O sopro no coração ocorre quando a passagem de sangue não flui suavemente pelas válvulas do coração, resultando em sons adicionais.
Quando o sopro é detectado, isso indica a possibilidade de turbilhonamento do sangue no órgão. Segundo a cardiologista Dra. Thaíssa Monteiro, médica da Rede D’Or especializada em risco cirúrgico e cardiopatia congênita no adulto, essa condição frequentemente resulta de uma disfunção em uma das válvulas cardíacas, que pode estar apresentando dificuldades em abrir (estenose) ou fechar (insuficiência) adequadamente.
Neste artigo iremos abordar tudo o que você precisa saber sobre essa condição cardíaca. Continue lendo e descubra se um sopro no coração é realmente perigoso e se existe cura.
O sopro é um som causado pelo turbilhonamento do sangue quando passa pelas valvas cardíacas. O sopro no coração pode ocorrer por dois fatores:
“O coração é uma bomba que serve para manter o sangue circulando no corpo, e para que o fluxo de sangue mantenha a direção correta, as valvas cardíacas alternam abertura e fechamento conforme a passagem do sangue”, descreve a médica sobre o funcionamento do coração.
Nosso coração tem quatro valvas: tricúspide, pulmonar, aórtica e mitral, e quatro câmaras, dois átrios e dois ventrículos. O sangue retorna do corpo para o coração chegando aos átrios. As valvas tricúspide e mitral controlam a passagem do sangue dos átrios para os ventrículos, as maiores câmaras do coração. As valvas pulmonar e aórtica controlam a saída de sangue dos ventrículos para, respectivamente, a artéria pulmonar e a aorta, a artéria que leva o sangue para todo o organismo.
Dra. Thaíssa explica que quando o coração se contrai para impulsionar o sangue para frente, as valvas aórtica e pulmonar se abrem. Por outro lado, as valvas tricúspide e mitral se fecham, para evitar que o sangue volte em sentido contrário. Durante o relaxamento do coração, é o contrário: tricúspide e mitral se abrem, para que os ventrículos recebam sangue, ao passo que a pulmonar e a aórtica se fecham. Quando uma valva não abre adequadamente, chamamos de estenose; quando o fechamento é incompleto, há insuficiência valvar.

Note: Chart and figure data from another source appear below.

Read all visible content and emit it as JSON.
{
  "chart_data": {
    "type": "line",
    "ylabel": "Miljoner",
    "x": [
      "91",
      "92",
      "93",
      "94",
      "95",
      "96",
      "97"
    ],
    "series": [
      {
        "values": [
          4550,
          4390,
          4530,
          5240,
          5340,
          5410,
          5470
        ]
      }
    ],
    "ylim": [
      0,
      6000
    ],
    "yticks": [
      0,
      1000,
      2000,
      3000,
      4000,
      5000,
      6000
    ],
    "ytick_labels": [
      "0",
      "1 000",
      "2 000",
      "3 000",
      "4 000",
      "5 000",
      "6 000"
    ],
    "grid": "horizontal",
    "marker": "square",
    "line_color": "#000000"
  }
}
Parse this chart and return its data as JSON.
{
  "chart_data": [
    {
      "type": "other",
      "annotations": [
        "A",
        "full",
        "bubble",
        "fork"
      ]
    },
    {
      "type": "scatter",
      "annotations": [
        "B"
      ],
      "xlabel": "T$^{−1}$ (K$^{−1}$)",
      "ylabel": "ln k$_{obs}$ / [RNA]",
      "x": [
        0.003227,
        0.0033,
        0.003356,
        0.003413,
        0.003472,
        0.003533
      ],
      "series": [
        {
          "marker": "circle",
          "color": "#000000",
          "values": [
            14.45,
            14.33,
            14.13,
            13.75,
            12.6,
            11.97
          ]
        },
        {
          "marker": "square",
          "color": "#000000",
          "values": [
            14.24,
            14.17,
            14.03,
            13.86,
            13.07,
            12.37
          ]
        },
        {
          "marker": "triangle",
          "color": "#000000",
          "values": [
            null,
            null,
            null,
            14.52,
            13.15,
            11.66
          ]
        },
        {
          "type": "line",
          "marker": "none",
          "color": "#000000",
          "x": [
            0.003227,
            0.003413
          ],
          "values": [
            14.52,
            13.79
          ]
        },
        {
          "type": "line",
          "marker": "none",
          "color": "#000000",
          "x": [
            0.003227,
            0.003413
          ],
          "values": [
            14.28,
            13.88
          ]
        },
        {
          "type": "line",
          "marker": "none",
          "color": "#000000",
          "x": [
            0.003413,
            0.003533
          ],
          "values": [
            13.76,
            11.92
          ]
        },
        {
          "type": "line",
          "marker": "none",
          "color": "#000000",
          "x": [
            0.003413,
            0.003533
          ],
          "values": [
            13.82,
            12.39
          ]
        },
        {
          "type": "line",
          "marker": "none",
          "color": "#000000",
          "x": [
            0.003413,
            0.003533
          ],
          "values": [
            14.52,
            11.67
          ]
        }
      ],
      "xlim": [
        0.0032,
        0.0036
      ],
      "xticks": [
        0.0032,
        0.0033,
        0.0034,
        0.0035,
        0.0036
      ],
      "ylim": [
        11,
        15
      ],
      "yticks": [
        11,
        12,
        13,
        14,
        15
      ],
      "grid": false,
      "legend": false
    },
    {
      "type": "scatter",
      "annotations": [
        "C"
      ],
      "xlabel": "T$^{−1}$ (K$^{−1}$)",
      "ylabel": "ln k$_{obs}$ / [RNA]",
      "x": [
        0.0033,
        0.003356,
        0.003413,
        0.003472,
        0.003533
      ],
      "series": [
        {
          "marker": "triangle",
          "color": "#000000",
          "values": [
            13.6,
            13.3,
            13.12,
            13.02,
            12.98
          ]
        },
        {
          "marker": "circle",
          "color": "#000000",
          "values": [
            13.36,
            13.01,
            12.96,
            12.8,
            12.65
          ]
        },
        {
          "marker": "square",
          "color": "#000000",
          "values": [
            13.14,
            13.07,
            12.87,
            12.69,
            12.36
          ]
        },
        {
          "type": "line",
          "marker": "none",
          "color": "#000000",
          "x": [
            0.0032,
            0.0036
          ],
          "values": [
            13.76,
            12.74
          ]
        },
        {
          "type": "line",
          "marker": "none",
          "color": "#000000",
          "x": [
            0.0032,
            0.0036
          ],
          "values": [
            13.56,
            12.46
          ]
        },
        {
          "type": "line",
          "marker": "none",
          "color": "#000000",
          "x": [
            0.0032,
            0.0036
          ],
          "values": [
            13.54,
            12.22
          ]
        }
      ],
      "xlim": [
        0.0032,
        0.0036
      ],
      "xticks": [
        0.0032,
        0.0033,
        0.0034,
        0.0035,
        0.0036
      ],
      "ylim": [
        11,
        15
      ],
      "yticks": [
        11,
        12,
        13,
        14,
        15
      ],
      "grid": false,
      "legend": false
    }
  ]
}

“É só pensarmos numa mangueira de água aberta sem obstrução, na qual visualizamos um fluxo de água uniforme e laminar; é desse jeito que o fluxo de sangue dentro do coração deve ser, laminar. Mas se colocamos o dedo na saída da mangueira, obstruindo a sua saída, o jato de água fica turbilhonar, como ocorre quando há algum defeito em uma valva do coração”, exemplifica.
O sopro no coração é consequência de um defeito nas valvas cardíacas, que pode ser congênito (de nascença) ou adquirido. Segundo Dra. Thaíssa, o defeito adquirido mais comum na nossa população é a febre reumática, frequente em crianças e adolescentes. Contudo, o envelhecimento e outras doenças podem acometer as valvas cardíacas mesmo em idades mais avançadas.
“A febre reumática se dá em pessoas predispostas geneticamente que, quando expostas a uma bactéria durante uma amigdalite (infecção de garganta), os anticorpos produzidos para combater a bactéria acabam também levando a lesões em diversos órgãos do seu corpo, inclusive no coração, causando a cardite reumática”, explica.
Algumas pessoas já nascem com sopro no coração, as chamadas causas congênitas. O PCA (persistência do canal arterial) e a coartação da aorta (estreitamento da aorta torácica descendente), de acordo com a especialista, também são outras causas de sopro, mas todos seguem o mesmo princípio, do turbilhonamento do sangue gerando o sopro”, aponta.
A médica explica que o PCA pode ocorrer, por exemplo, devido ao canal arterial que não fechou ainda nos primeiros dias de vida, ou a alguma cardiopatia congênita, como a tetralogia de Fallot (condição cardíaca congênita que influencia o fluxo sanguíneo e a oxigenação desde o nascimento), ao estreitamento da aorta torácica descendente (coartação da aorta), a CIV (comunicação interventricular), anomalia de Ebstein (doença da valva tricúspide que causa sua insuficiência e diminuição do ventrículo direito).
Ainda segundo a cardiologista, em certas circunstâncias, é possível ocorrer um sopro cardíaco fisiológico, normalmente de natureza temporária. Situações como anemia, hipertireoidismo, febre elevada, gravidez e exercício físico intenso podem desencadear esse tipo de sopro, que desaparece quando a pessoa melhora e não está relacionado com lesões na estrutura do coração.
“O sopro em geral denota uma condição que sempre necessita de avaliação médica para sabermos a sua causa específica e, se houver uma doença associada, podermos tratá-la adequadamente”, destaca Dra. Thaíssa.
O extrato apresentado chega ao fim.